Nirmala Yadav, 72, is bed-ridden since her open heart surgery on March 26 but despite that she went to vote.

“I wanted to vote. I never miss it. I voted for my country,” Yadav told PTI at her home in Sector 19.

Her husband Jagjeevan Prasad Yadav, 75, said that he had gone to cast his vote and knew his wife was sad as she could not do so.

“While returning from the polling centre, I saw the free ambulance service and it came in handy. Soon I took my wife and she also voted in the election,” he said.

“It’s your choice to vote for whoever you like, but you must cast your vote,” he added.

Sadarpur village resident Maniram, 65, took a break from Prakash Hospital, where he was admitted for a nose surgery, to cast his vote.

He was among the patients, who availed the free ambulance service.

“Lok Sabha election or Vidhan Sabha election, I have never skipped voting. I’ll go to vote and will return to the hospital, I have taken permission from the doctors,” he told PTI.

Another patient in the hospital, Kamraj, 58, said he is going to vote with a fractured hand because of which he was hospitalised.

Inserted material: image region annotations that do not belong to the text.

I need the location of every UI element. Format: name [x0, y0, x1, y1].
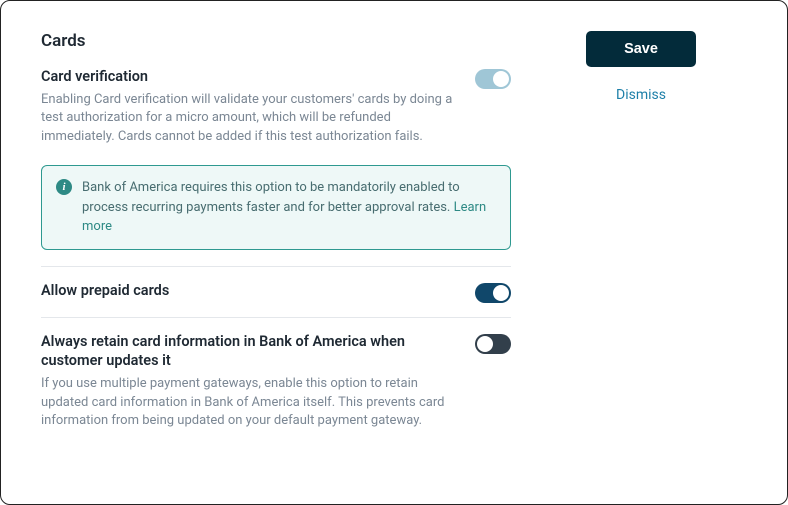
info-callout: i Bank of America requires this option t…: [41, 165, 511, 250]
section-title: Cards: [41, 31, 511, 51]
card-verification-toggle[interactable]: [475, 69, 511, 89]
allow-prepaid-label: Allow prepaid cards: [41, 281, 455, 301]
allow-prepaid-toggle[interactable]: [475, 283, 511, 303]
card-verification-label: Card verification: [41, 67, 455, 87]
settings-panel: Cards Card verification Enabling Card ve…: [0, 0, 788, 505]
save-button[interactable]: Save: [586, 31, 696, 67]
main-column: Cards Card verification Enabling Card ve…: [41, 31, 511, 445]
setting-card-verification: Card verification Enabling Card verifica…: [41, 67, 511, 161]
card-verification-description: Enabling Card verification will validate…: [41, 91, 455, 148]
info-text-wrapper: Bank of America requires this option to …: [82, 178, 496, 237]
side-actions: Save Dismiss: [561, 31, 721, 445]
divider: [41, 266, 511, 267]
always-retain-description: If you use multiple payment gateways, en…: [41, 375, 455, 432]
info-text: Bank of America requires this option to …: [82, 180, 460, 215]
always-retain-toggle[interactable]: [475, 334, 511, 354]
divider: [41, 317, 511, 318]
setting-allow-prepaid: Allow prepaid cards: [41, 281, 511, 317]
info-icon: i: [56, 179, 72, 195]
dismiss-link[interactable]: Dismiss: [561, 87, 721, 103]
always-retain-label: Always retain card information in Bank o…: [41, 332, 455, 371]
setting-always-retain: Always retain card information in Bank o…: [41, 332, 511, 446]
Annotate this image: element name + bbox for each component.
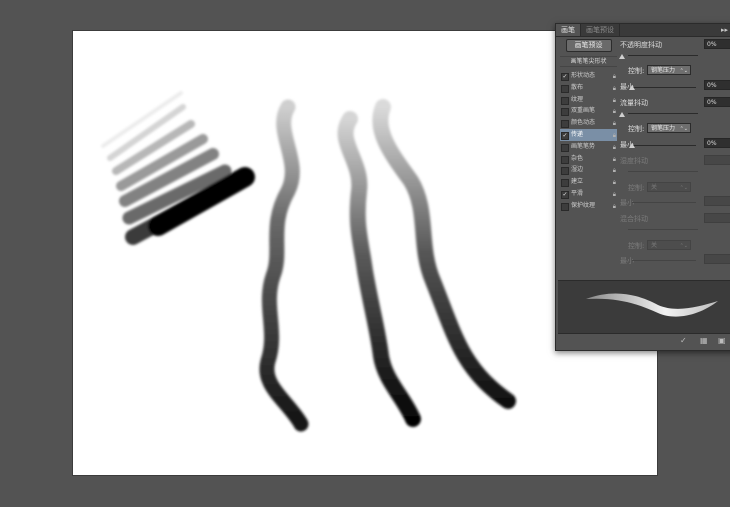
brush-stroke-preview [558, 280, 730, 334]
option-checkbox[interactable] [561, 155, 569, 164]
min-opacity-field[interactable]: 0% [704, 80, 730, 90]
preview-stroke [586, 293, 718, 317]
flow-jitter-slider-track[interactable] [628, 113, 698, 114]
select-arrow-icon: ⌃⌄ [679, 68, 688, 74]
option-label: 纹理 [571, 95, 584, 103]
brush-panel: 画笔 画笔预设 ▸▸ 画笔预设 画笔笔尖形状 ✓ 形状动态 🔒︎ 散布 🔒︎ 纹理 🔒︎ 双重… [555, 23, 730, 351]
panel-tab-bar: 画笔 画笔预设 ▸▸ [556, 24, 730, 37]
min-flow-field[interactable]: 0% [704, 138, 730, 148]
brush-option-item[interactable]: 纹理 🔒︎ [560, 94, 617, 106]
option-label: 湿边 [571, 166, 584, 174]
min-wetness-slider-track [632, 202, 696, 203]
option-label: 杂色 [571, 154, 584, 162]
option-checkbox[interactable] [561, 167, 569, 176]
wetness-jitter-field [704, 155, 730, 165]
mix-control-select: 关 ⌃⌄ [647, 240, 691, 250]
brush-option-item[interactable]: 杂色 🔒︎ [560, 153, 617, 165]
mix-slider-track [628, 229, 698, 230]
panel-menu-icon[interactable]: ▸▸ [721, 24, 728, 36]
min-opacity-slider-track[interactable] [632, 87, 696, 88]
option-checkbox[interactable] [561, 96, 569, 105]
mix-control-value: 关 [651, 242, 658, 249]
brush-presets-button[interactable]: 画笔预设 [565, 39, 612, 52]
flow-jitter-field[interactable]: 0% [704, 97, 730, 107]
option-checkbox[interactable]: ✓ [561, 190, 569, 199]
option-checkbox[interactable]: ✓ [561, 73, 569, 81]
panel-bottom-bar: ✓ ▦ ▣ [556, 334, 730, 350]
wetness-jitter-label: 湿度抖动 [620, 157, 648, 165]
option-checkbox[interactable] [561, 108, 569, 117]
control-label: 控制: [628, 242, 645, 250]
min-wetness-field [704, 196, 730, 206]
min-label: 最小 [620, 257, 634, 265]
mix-jitter-label: 混合抖动 [620, 215, 648, 223]
control-label: 控制: [628, 125, 645, 133]
brush-option-item[interactable]: 颜色动态 🔒︎ [560, 117, 617, 129]
option-checkbox[interactable] [561, 120, 569, 129]
flow-jitter-label: 流量抖动 [620, 99, 648, 107]
toggle-brush-icon[interactable]: ✓ [680, 336, 687, 345]
option-checkbox[interactable] [561, 84, 569, 93]
opacity-control-select[interactable]: 钢笔压力 ⌃⌄ [647, 65, 691, 75]
min-flow-slider-track[interactable] [632, 145, 696, 146]
option-label: 颜色动态 [571, 119, 596, 127]
control-label: 控制: [628, 67, 645, 75]
option-checkbox[interactable]: ✓ [561, 131, 569, 140]
wetness-control-value: 关 [651, 184, 658, 191]
flow-control-select[interactable]: 钢笔压力 ⌃⌄ [647, 123, 691, 133]
opacity-jitter-slider-track[interactable] [628, 55, 698, 56]
control-label: 控制: [628, 184, 645, 192]
option-checkbox[interactable] [561, 202, 569, 211]
select-arrow-icon: ⌃⌄ [679, 126, 688, 132]
new-preset-icon[interactable]: ▣ [718, 336, 726, 345]
brush-option-item[interactable]: 画笔笔势 🔒︎ [560, 141, 617, 153]
option-label: 双重画笔 [571, 107, 596, 115]
tab-brush[interactable]: 画笔 [556, 24, 581, 36]
select-arrow-icon: ⌃⌄ [679, 243, 688, 249]
flow-jitter-slider-handle[interactable] [619, 112, 625, 117]
brush-option-item[interactable]: 保护纹理 🔒︎ [560, 200, 617, 212]
opacity-jitter-label: 不透明度抖动 [620, 41, 662, 49]
brush-option-item[interactable]: ✓ 形状动态 🔒︎ [560, 70, 617, 82]
brush-tip-shape-item[interactable]: 画笔笔尖形状 [560, 56, 617, 67]
brush-option-item[interactable]: ✓ 平滑 🔒︎ [560, 188, 617, 200]
option-label: 传递 [571, 130, 584, 138]
min-opacity-slider-handle[interactable] [629, 85, 635, 90]
brush-option-item[interactable]: 湿边 🔒︎ [560, 164, 617, 176]
select-arrow-icon: ⌃⌄ [679, 185, 688, 191]
min-mix-slider-track [632, 260, 696, 261]
option-label: 形状动态 [571, 72, 596, 79]
brush-option-item[interactable]: 建立 🔒︎ [560, 176, 617, 188]
brush-option-item[interactable]: ✓ 传递 🔒︎ [560, 128, 617, 141]
grid-icon[interactable]: ▦ [700, 336, 708, 345]
opacity-control-value: 钢笔压力 [651, 67, 676, 74]
option-label: 平滑 [571, 189, 584, 197]
flow-control-value: 钢笔压力 [651, 125, 676, 132]
option-label: 散布 [571, 83, 584, 91]
mix-jitter-field [704, 213, 730, 223]
lock-icon[interactable]: 🔒︎ [613, 201, 616, 213]
brush-options-list: 画笔预设 画笔笔尖形状 ✓ 形状动态 🔒︎ 散布 🔒︎ 纹理 🔒︎ 双重画笔 🔒︎ 颜色动态 🔒︎ ✓… [560, 38, 617, 212]
min-label: 最小 [620, 199, 634, 207]
option-label: 建立 [571, 178, 584, 186]
opacity-jitter-slider-handle[interactable] [619, 54, 625, 59]
tab-brush-presets[interactable]: 画笔预设 [581, 24, 620, 36]
option-label: 画笔笔势 [571, 142, 596, 150]
option-label: 保护纹理 [571, 201, 596, 209]
opacity-jitter-field[interactable]: 0% [704, 39, 730, 49]
option-checkbox[interactable] [561, 143, 569, 152]
wetness-slider-track [628, 171, 698, 172]
option-checkbox[interactable] [561, 179, 569, 188]
wetness-control-select: 关 ⌃⌄ [647, 182, 691, 192]
min-flow-slider-handle[interactable] [629, 143, 635, 148]
brush-option-item[interactable]: 散布 🔒︎ [560, 82, 617, 94]
brush-option-item[interactable]: 双重画笔 🔒︎ [560, 105, 617, 117]
min-mix-field [704, 254, 730, 264]
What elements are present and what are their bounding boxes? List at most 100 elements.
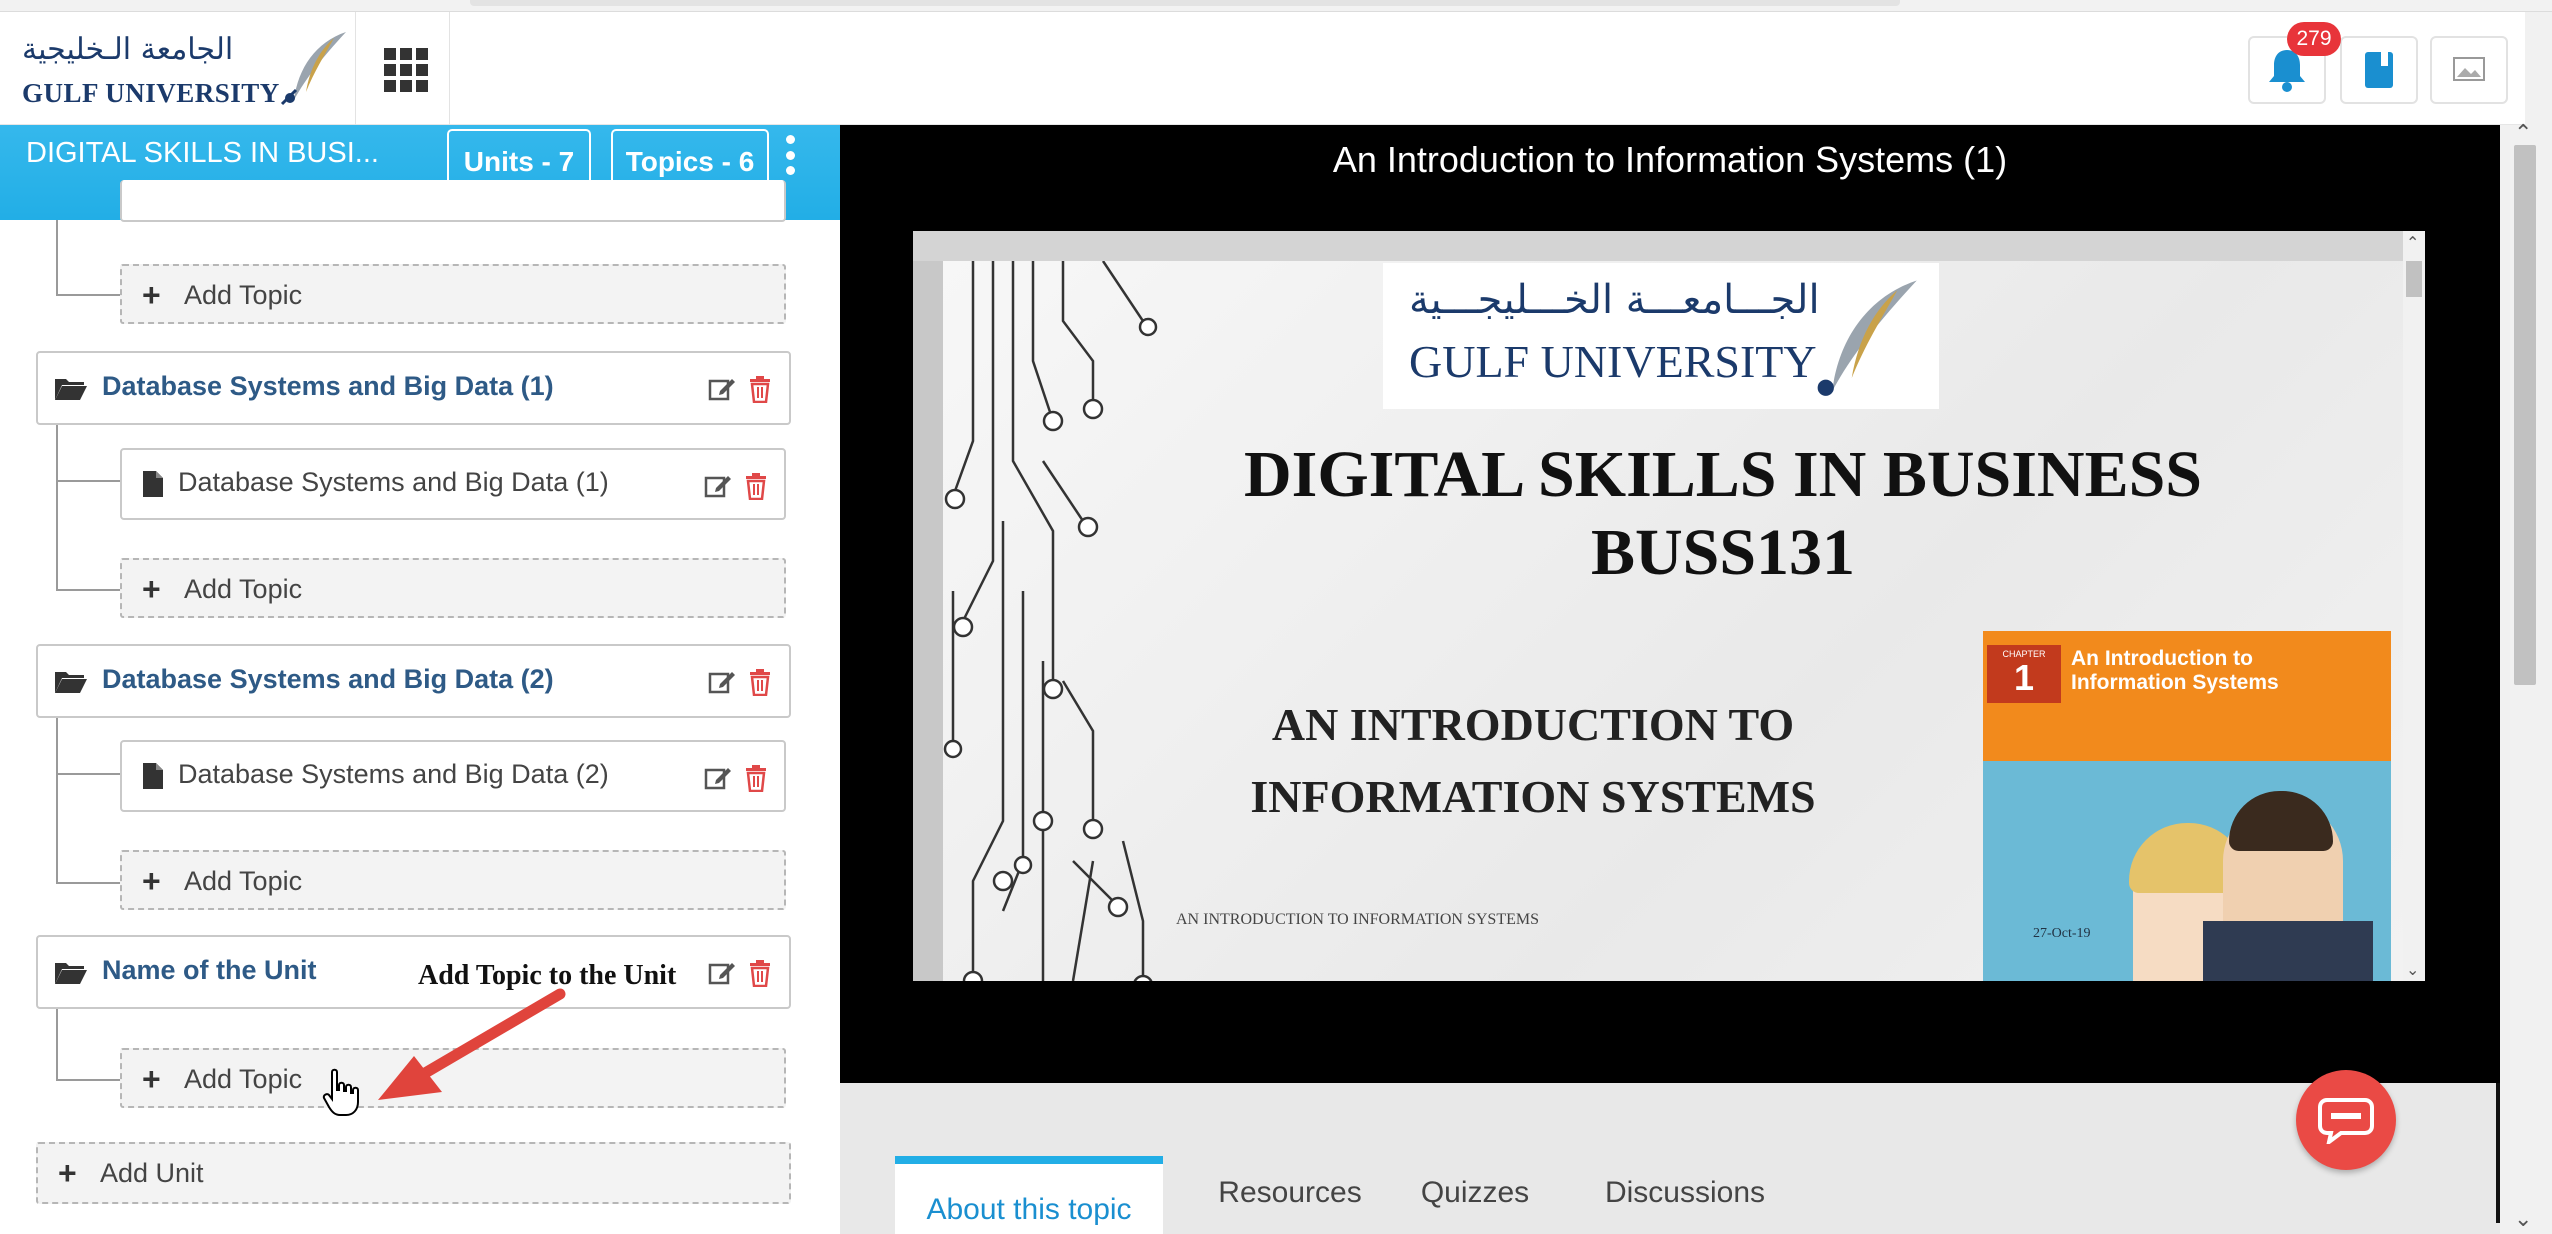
slide-footer: AN INTRODUCTION TO INFORMATION SYSTEMS <box>1176 911 1539 928</box>
profile-image-button[interactable] <box>2430 36 2508 104</box>
hand-cursor-icon <box>322 1068 359 1116</box>
add-topic-label: Add Topic <box>184 1064 303 1094</box>
textbook-cover-image: CHAPTER 1 An Introduction to Information… <box>1983 631 2391 981</box>
topic-viewer: An Introduction to Information Systems (… <box>840 125 2500 1083</box>
more-options-icon[interactable] <box>783 135 797 175</box>
tree-connector <box>56 480 120 482</box>
annotation-arrow <box>378 988 566 1100</box>
tree-connector <box>56 1079 120 1081</box>
slide-title-line: DIGITAL SKILLS IN BUSINESS <box>1243 438 2203 511</box>
tree-connector <box>56 882 120 884</box>
tree-connector <box>56 294 120 296</box>
topic-item[interactable]: Database Systems and Big Data (1) <box>120 448 786 520</box>
scroll-up-icon[interactable]: ⌃ <box>2514 121 2532 146</box>
scroll-down-icon[interactable]: ⌄ <box>2514 1207 2532 1232</box>
tab-about-this-topic[interactable]: About this topic <box>895 1156 1163 1234</box>
topic-title: An Introduction to Information Systems (… <box>1332 139 2008 180</box>
slide-scrollbar[interactable]: ⌃ ⌄ <box>2403 231 2425 981</box>
plus-icon: + <box>58 1155 77 1191</box>
delete-icon[interactable] <box>748 375 772 403</box>
slide-university-logo: الجـــامعـــة الخـــليجـــية GULF UNIVER… <box>1383 263 1939 409</box>
chapter-badge: CHAPTER 1 <box>1987 645 2061 703</box>
folder-open-icon <box>55 379 87 400</box>
notification-count-badge: 279 <box>2287 22 2341 56</box>
slide-title: DIGITAL SKILLS IN BUSINESS BUSS131 <box>1123 436 2323 592</box>
add-topic-label: Add Topic <box>184 574 303 604</box>
file-icon <box>143 763 163 789</box>
tree-connector <box>56 718 58 884</box>
topic-item[interactable]: Database Systems and Big Data (2) <box>120 740 786 812</box>
slide-subtitle-line: AN INTRODUCTION TO <box>1271 699 1795 750</box>
bookmarks-button[interactable] <box>2340 36 2418 104</box>
tree-connector <box>56 1009 58 1081</box>
tree-connector <box>56 773 120 775</box>
topic-item-partial[interactable] <box>120 180 786 222</box>
add-topic-label: Add Topic <box>184 866 303 896</box>
add-unit-button[interactable]: + Add Unit <box>36 1142 791 1204</box>
page-scrollbar[interactable]: ⌃ ⌄ <box>2500 121 2552 1234</box>
slide-date: 27-Oct-19 <box>2033 926 2091 941</box>
plus-icon: + <box>142 571 161 607</box>
delete-icon[interactable] <box>748 668 772 696</box>
add-topic-button[interactable]: + Add Topic <box>120 264 786 324</box>
tree-connector <box>56 425 58 591</box>
add-topic-label: Add Topic <box>184 280 303 310</box>
tab-discussions[interactable]: Discussions <box>1575 1152 1795 1234</box>
unit-name: Name of the Unit <box>102 955 317 985</box>
edit-icon[interactable] <box>704 472 732 500</box>
chat-button[interactable] <box>2296 1070 2396 1170</box>
unit-tree: + Add Topic Database Systems and Big Dat… <box>0 180 840 1234</box>
course-sidebar: DIGITAL SKILLS IN BUSI... Units - 7 Topi… <box>0 125 840 1234</box>
scrollbar-thumb[interactable] <box>2406 261 2422 297</box>
add-unit-label: Add Unit <box>100 1158 204 1188</box>
file-icon <box>143 471 163 497</box>
logo-english-text: GULF UNIVERSITY <box>22 78 280 108</box>
topic-name: Database Systems and Big Data (2) <box>178 759 609 789</box>
logo-arabic-text: الجامعة الـخليجية <box>22 32 234 67</box>
delete-icon[interactable] <box>744 472 768 500</box>
delete-icon[interactable] <box>744 764 768 792</box>
topic-tabs: About this topic Resources Quizzes Discu… <box>840 1083 2500 1234</box>
circuit-decoration <box>943 261 1158 981</box>
edit-icon[interactable] <box>704 764 732 792</box>
scroll-down-icon[interactable]: ⌄ <box>2406 960 2419 979</box>
slide-title-line: BUSS131 <box>1590 516 1856 589</box>
edit-icon[interactable] <box>708 959 736 987</box>
edit-icon[interactable] <box>708 668 736 696</box>
apps-grid-icon[interactable] <box>378 42 430 94</box>
falcon-logo-icon <box>1817 280 1917 396</box>
slide-logo-arabic: الجـــامعـــة الخـــليجـــية <box>1409 277 1820 323</box>
course-title[interactable]: DIGITAL SKILLS IN BUSI... <box>26 137 379 170</box>
page-scrollbar-thumb[interactable] <box>2514 145 2536 685</box>
browser-address-bar[interactable] <box>470 0 1900 6</box>
unit-item[interactable]: Database Systems and Big Data (2) <box>36 644 791 718</box>
app-root: الجامعة الـخليجية GULF UNIVERSITY 279 DI… <box>0 0 2552 1234</box>
edit-icon[interactable] <box>708 375 736 403</box>
tab-quizzes[interactable]: Quizzes <box>1400 1152 1550 1234</box>
plus-icon: + <box>142 863 161 899</box>
viewer-toolbar <box>913 231 2403 261</box>
slide-viewer[interactable]: الجـــامعـــة الخـــليجـــية GULF UNIVER… <box>913 231 2425 981</box>
header: الجامعة الـخليجية GULF UNIVERSITY 279 <box>0 12 2525 125</box>
chat-bubble-icon <box>2318 1098 2374 1144</box>
header-divider <box>355 12 356 125</box>
folder-open-icon <box>55 672 87 693</box>
tree-connector <box>56 220 58 296</box>
gulf-university-logo[interactable]: الجامعة الـخليجية GULF UNIVERSITY <box>18 26 348 116</box>
page-scrollbar-top <box>2525 12 2552 125</box>
presentation-slide: الجـــامعـــة الخـــليجـــية GULF UNIVER… <box>943 261 2403 981</box>
unit-name: Database Systems and Big Data (1) <box>102 371 554 401</box>
book-title: An Introduction to Information Systems <box>2071 647 2279 694</box>
slide-subtitle-line: INFORMATION SYSTEMS <box>1250 771 1816 822</box>
tab-resources[interactable]: Resources <box>1190 1152 1390 1234</box>
add-topic-button[interactable]: + Add Topic <box>120 850 786 910</box>
add-topic-button[interactable]: + Add Topic <box>120 558 786 618</box>
unit-item[interactable]: Database Systems and Big Data (1) <box>36 351 791 425</box>
scroll-up-icon[interactable]: ⌃ <box>2406 233 2419 252</box>
plus-icon: + <box>142 277 161 313</box>
delete-icon[interactable] <box>748 959 772 987</box>
folder-open-icon <box>55 963 87 984</box>
image-placeholder-icon <box>2453 57 2485 81</box>
browser-top-strip <box>0 0 2552 12</box>
slide-subtitle: AN INTRODUCTION TO INFORMATION SYSTEMS <box>1193 689 1873 833</box>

Kamraj was also helped by his wife Selva, 55, as the two boarded the ambulance and went to a polling centre in Sector 34, where they shifted from Delhi five years ago.

Noida Apparel Export Cluster chairman Lalit Thukral said the idea behind the free ambulance initiative was to encourage the citizens to cast their votes in large numbers.

“We helped around 60 patients from different hospitals, including the district hospital, and others bedridden at homes with conveyance for reaching polling centres for voting. We got several calls on our helpline numbers,” Yuva Kranti Sena president Avinash Singh said.